Il tendis la coupole de pièces au milicien pour qu'il s'en saisisse.
« Je vais prêcher. Toi, mon enfant, tâche de t'occuper des fidèles pour qu'ils crachent leurs écus.
C'est pour une bonne cause quand même, on a besoin de leur argent plus qu'eux ! »
Il ne s'éloigna pas à l'autre bout de la place. Non, il se contenta de se retourner, de grimper sur une pierre posée là tandis que le son de la cloche du loup retentissait encore. Il se dégagea la gorge et leva ses mains en l'air pour commencer à attirer l'attention.
« Mes bien chers frères ! Mes bien chers frères !
Il y a là-dehors, et nous le savons tous, un mal horrible qui menace de nous anéantir. Depuis maintenant plusieurs mois, nous sommes terrés dans cette cité, et nous sommes menacés par la faim et les maladies, par la criminalité et la haine !
C'est une épreuve terrible à laquelle nous sommes confrontés. Mais pas la première. Vous seriez fous de penser qu'il est maintenant le temps de perdre espoir. Ce n'est pas la première fois de son Histoire que Marbrume est en danger. Cette cité a connu son lot d'invasions, de cataclysmes, d'épidémies. Lorsque des conquérants étrangers violaient les femmes, lorsque les nuages portaient des cendres qui empoisonnaient les corps, beaucoup abandonnaient, pensant voir-là la fin du monde et l'apocalypse qui serait notre conclusion finale.
Mais Rikni est là. La déesse de la guerre nous a toujours permis de nous relever. En nous donnant la force et l'habilité de triompher. Nous ne sommes pas sur le point de mourir, mes bien chers frères, et cela grâce, certes, à notre grande chevalerie, mais aussi grâce à la milice urbaine. Ces hommes, et femmes, risquent leur vie, chaque jour, pour vous. Ce sont eux qui ramènent la nourriture, ce sont eux qui patrouillent les palissades, et, plus important encore, ce sont eux qui défendent les hommes d'entre eux. La criminalité augmente, les gens s'entre-tuent et s'agressent, et ce sont nos miliciens qui font la ronde pour arrêter les fautifs.

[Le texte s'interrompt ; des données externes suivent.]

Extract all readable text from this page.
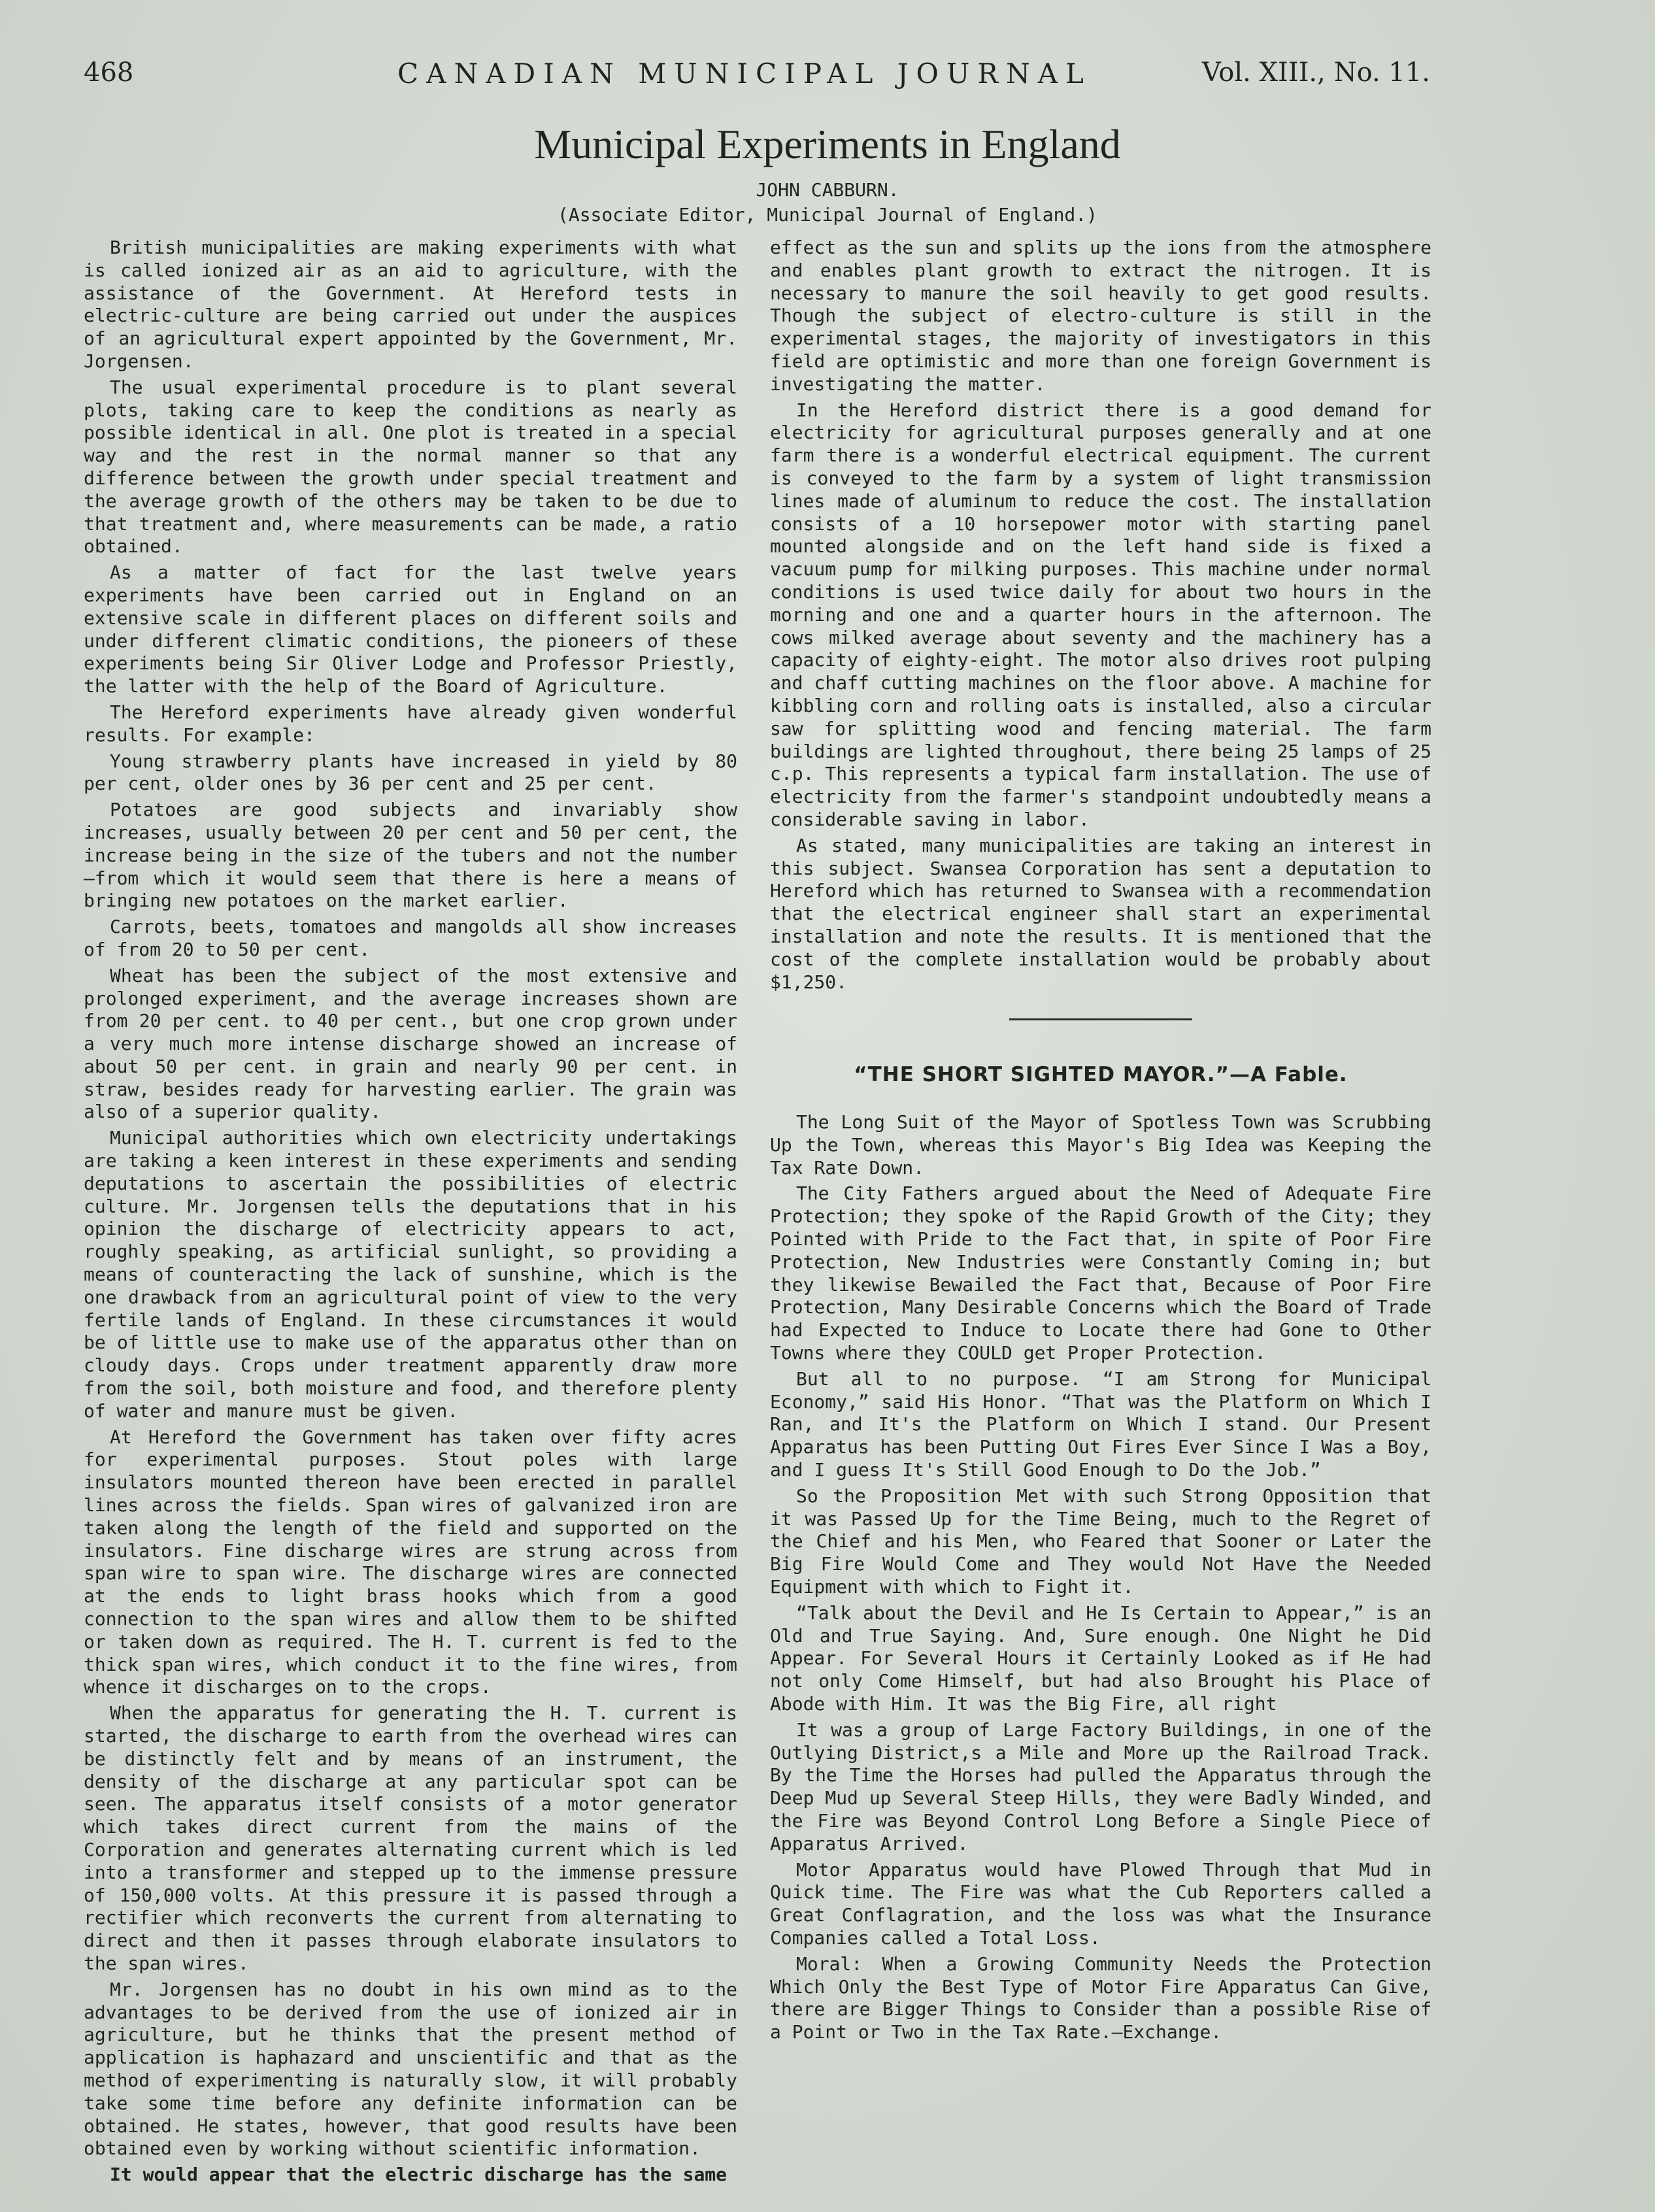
468	CANADIAN MUNICIPAL JOURNAL	Vol. XIII., No. 11.
Municipal Experiments in England
JOHN CABBURN.
(Associate Editor, Municipal Journal of England.)

British municipalities are making experiments with what is called ionized air as an aid to agriculture, with the assistance of the Government. At Hereford tests in electric-culture are being carried out under the auspices of an agricultural expert appointed by the Government, Mr. Jorgensen.

The usual experimental procedure is to plant several plots, taking care to keep the conditions as nearly as possible identical in all. One plot is treated in a special way and the rest in the normal manner so that any difference between the growth under special treatment and the average growth of the others may be taken to be due to that treatment and, where measurements can be made, a ratio obtained.

As a matter of fact for the last twelve years experiments have been carried out in England on an extensive scale in different places on different soils and under different climatic conditions, the pioneers of these experiments being Sir Oliver Lodge and Professor Priestly, the latter with the help of the Board of Agriculture.

The Hereford experiments have already given wonderful results. For example:

Young strawberry plants have increased in yield by 80 per cent, older ones by 36 per cent and 25 per cent.

Potatoes are good subjects and invariably show increases, usually between 20 per cent and 50 per cent, the increase being in the size of the tubers and not the number—from which it would seem that there is here a means of bringing new potatoes on the market earlier.

Carrots, beets, tomatoes and mangolds all show increases of from 20 to 50 per cent.

Wheat has been the subject of the most extensive and prolonged experiment, and the average increases shown are from 20 per cent. to 40 per cent., but one crop grown under a very much more intense discharge showed an increase of about 50 per cent. in grain and nearly 90 per cent. in straw, besides ready for harvesting earlier. The grain was also of a superior quality.

Municipal authorities which own electricity undertakings are taking a keen interest in these experiments and sending deputations to ascertain the possibilities of electric culture. Mr. Jorgensen tells the deputations that in his opinion the discharge of electricity appears to act, roughly speaking, as artificial sunlight, so providing a means of counteracting the lack of sunshine, which is the one drawback from an agricultural point of view to the very fertile lands of England. In these circumstances it would be of little use to make use of the apparatus other than on cloudy days. Crops under treatment apparently draw more from the soil, both moisture and food, and therefore plenty of water and manure must be given.

At Hereford the Government has taken over fifty acres for experimental purposes. Stout poles with large insulators mounted thereon have been erected in parallel lines across the fields. Span wires of galvanized iron are taken along the length of the field and supported on the insulators. Fine discharge wires are strung across from span wire to span wire. The discharge wires are connected at the ends to light brass hooks which from a good connection to the span wires and allow them to be shifted or taken down as required. The H. T. current is fed to the thick span wires, which conduct it to the fine wires, from whence it discharges on to the crops.

When the apparatus for generating the H. T. current is started, the discharge to earth from the overhead wires can be distinctly felt and by means of an instrument, the density of the discharge at any particular spot can be seen. The apparatus itself consists of a motor generator which takes direct current from the mains of the Corporation and generates alternating current which is led into a transformer and stepped up to the immense pressure of 150,000 volts. At this pressure it is passed through a rectifier which reconverts the current from alternating to direct and then it passes through elaborate insulators to the span wires.

Mr. Jorgensen has no doubt in his own mind as to the advantages to be derived from the use of ionized air in agriculture, but he thinks that the present method of application is haphazard and unscientific and that as the method of experimenting is naturally slow, it will probably take some time before any definite information can be obtained. He states, however, that good results have been obtained even by working without scientific information.

It would appear that the electric discharge has the same

effect as the sun and splits up the ions from the atmosphere and enables plant growth to extract the nitrogen. It is necessary to manure the soil heavily to get good results. Though the subject of electro-culture is still in the experimental stages, the majority of investigators in this field are optimistic and more than one foreign Government is investigating the matter.

In the Hereford district there is a good demand for electricity for agricultural purposes generally and at one farm there is a wonderful electrical equipment. The current is conveyed to the farm by a system of light transmission lines made of aluminum to reduce the cost. The installation consists of a 10 horsepower motor with starting panel mounted alongside and on the left hand side is fixed a vacuum pump for milking purposes. This machine under normal conditions is used twice daily for about two hours in the morning and one and a quarter hours in the afternoon. The cows milked average about seventy and the machinery has a capacity of eighty-eight. The motor also drives root pulping and chaff cutting machines on the floor above. A machine for kibbling corn and rolling oats is installed, also a circular saw for splitting wood and fencing material. The farm buildings are lighted throughout, there being 25 lamps of 25 c.p. This represents a typical farm installation. The use of electricity from the farmer's standpoint undoubtedly means a considerable saving in labor.

As stated, many municipalities are taking an interest in this subject. Swansea Corporation has sent a deputation to Hereford which has returned to Swansea with a recommendation that the electrical engineer shall start an experimental installation and note the results. It is mentioned that the cost of the complete installation would be probably about $1,250.

“THE SHORT SIGHTED MAYOR.”—A Fable.

The Long Suit of the Mayor of Spotless Town was Scrubbing Up the Town, whereas this Mayor's Big Idea was Keeping the Tax Rate Down.

The City Fathers argued about the Need of Adequate Fire Protection; they spoke of the Rapid Growth of the City; they Pointed with Pride to the Fact that, in spite of Poor Fire Protection, New Industries were Constantly Coming in; but they likewise Bewailed the Fact that, Because of Poor Fire Protection, Many Desirable Concerns which the Board of Trade had Expected to Induce to Locate there had Gone to Other Towns where they COULD get Proper Protection.

But all to no purpose. “I am Strong for Municipal Economy,” said His Honor. “That was the Platform on Which I Ran, and It's the Platform on Which I stand. Our Present Apparatus has been Putting Out Fires Ever Since I Was a Boy, and I guess It's Still Good Enough to Do the Job.”

So the Proposition Met with such Strong Opposition that it was Passed Up for the Time Being, much to the Regret of the Chief and his Men, who Feared that Sooner or Later the Big Fire Would Come and They would Not Have the Needed Equipment with which to Fight it.

“Talk about the Devil and He Is Certain to Appear,” is an Old and True Saying. And, Sure enough. One Night he Did Appear. For Several Hours it Certainly Looked as if He had not only Come Himself, but had also Brought his Place of Abode with Him. It was the Big Fire, all right

It was a group of Large Factory Buildings, in one of the Outlying District,s a Mile and More up the Railroad Track. By the Time the Horses had pulled the Apparatus through the Deep Mud up Several Steep Hills, they were Badly Winded, and the Fire was Beyond Control Long Before a Single Piece of Apparatus Arrived.

Motor Apparatus would have Plowed Through that Mud in Quick time. The Fire was what the Cub Reporters called a Great Conflagration, and the loss was what the Insurance Companies called a Total Loss.

Moral: When a Growing Community Needs the Protection Which Only the Best Type of Motor Fire Apparatus Can Give, there are Bigger Things to Consider than a possible Rise of a Point or Two in the Tax Rate.—Exchange.
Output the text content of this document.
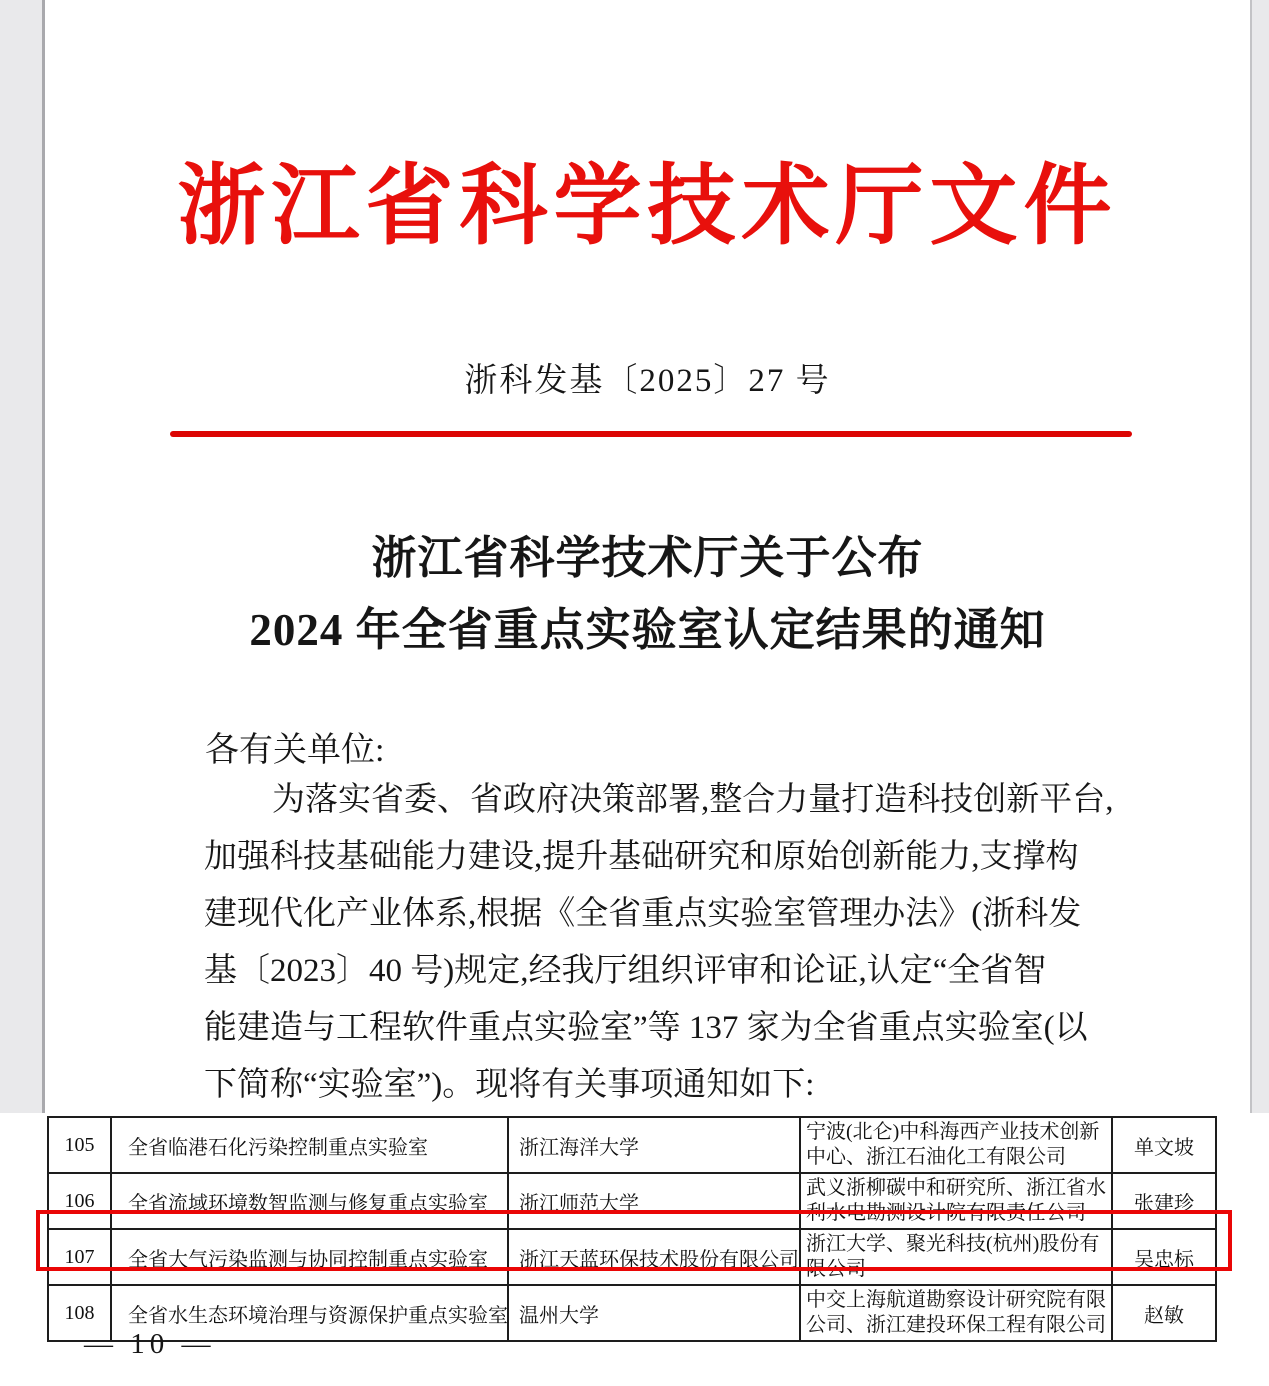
浙江省科学技术厅文件
浙科发基〔2025〕27 号
浙江省科学技术厅关于公布
2024 年全省重点实验室认定结果的通知
各有关单位:
为落实省委、省政府决策部署,整合力量打造科技创新平台,
加强科技基础能力建设,提升基础研究和原始创新能力,支撑构
建现代化产业体系,根据《全省重点实验室管理办法》(浙科发
基〔2023〕40 号)规定,经我厅组织评审和论证,认定“全省智
能建造与工程软件重点实验室”等 137 家为全省重点实验室(以
下简称“实验室”)。现将有关事项通知如下:
105	全省临港石化污染控制重点实验室	浙江海洋大学	宁波(北仑)中科海西产业技术创新中心、浙江石油化工有限公司	单文坡
106	全省流域环境数智监测与修复重点实验室	浙江师范大学	武义浙柳碳中和研究所、浙江省水利水电勘测设计院有限责任公司	张建珍
107	全省大气污染监测与协同控制重点实验室	浙江天蓝环保技术股份有限公司	浙江大学、聚光科技(杭州)股份有限公司	吴忠标
108	全省水生态环境治理与资源保护重点实验室	温州大学	中交上海航道勘察设计研究院有限公司、浙江建投环保工程有限公司	赵敏
— 10 —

Mais les hommes n'aiment pas les miliciens. Ils les jugent violent et abusifs dans leur autorité. Il est vrai, que nous avons connus des problèmes, des heurts, et des quasi-émeutes. Mais tout ceci n'a lieu qu'à cause du contexte, de la faim et de la peur. S'il est vrai que les tensions augmentent, nous devons notre salut et notre sécurité qu'à ces hommes d'armes qui cherchent, aussi difficilement que possible, à assurer la paix et l'ordre.
Les offrandes que vous faites permettront d'améliorer leur sort. Ils permettront de venir en aide à ces vétérans et ces braves qui se tuent à la tâche, non pas pour la gloire ou la richesse, mais uniquement pour vous, mes enfants... »
Tout ça, il l'avait improvisé sur le coup.
Autour de lui, les curieux se ramenaient, et observaient avec un air patibulaire le prêtre. Certains s'approchaient et écoutaient calmement, tandis que d'autres ne pouvaient s'empêcher de pouffer de rire et s'en aller.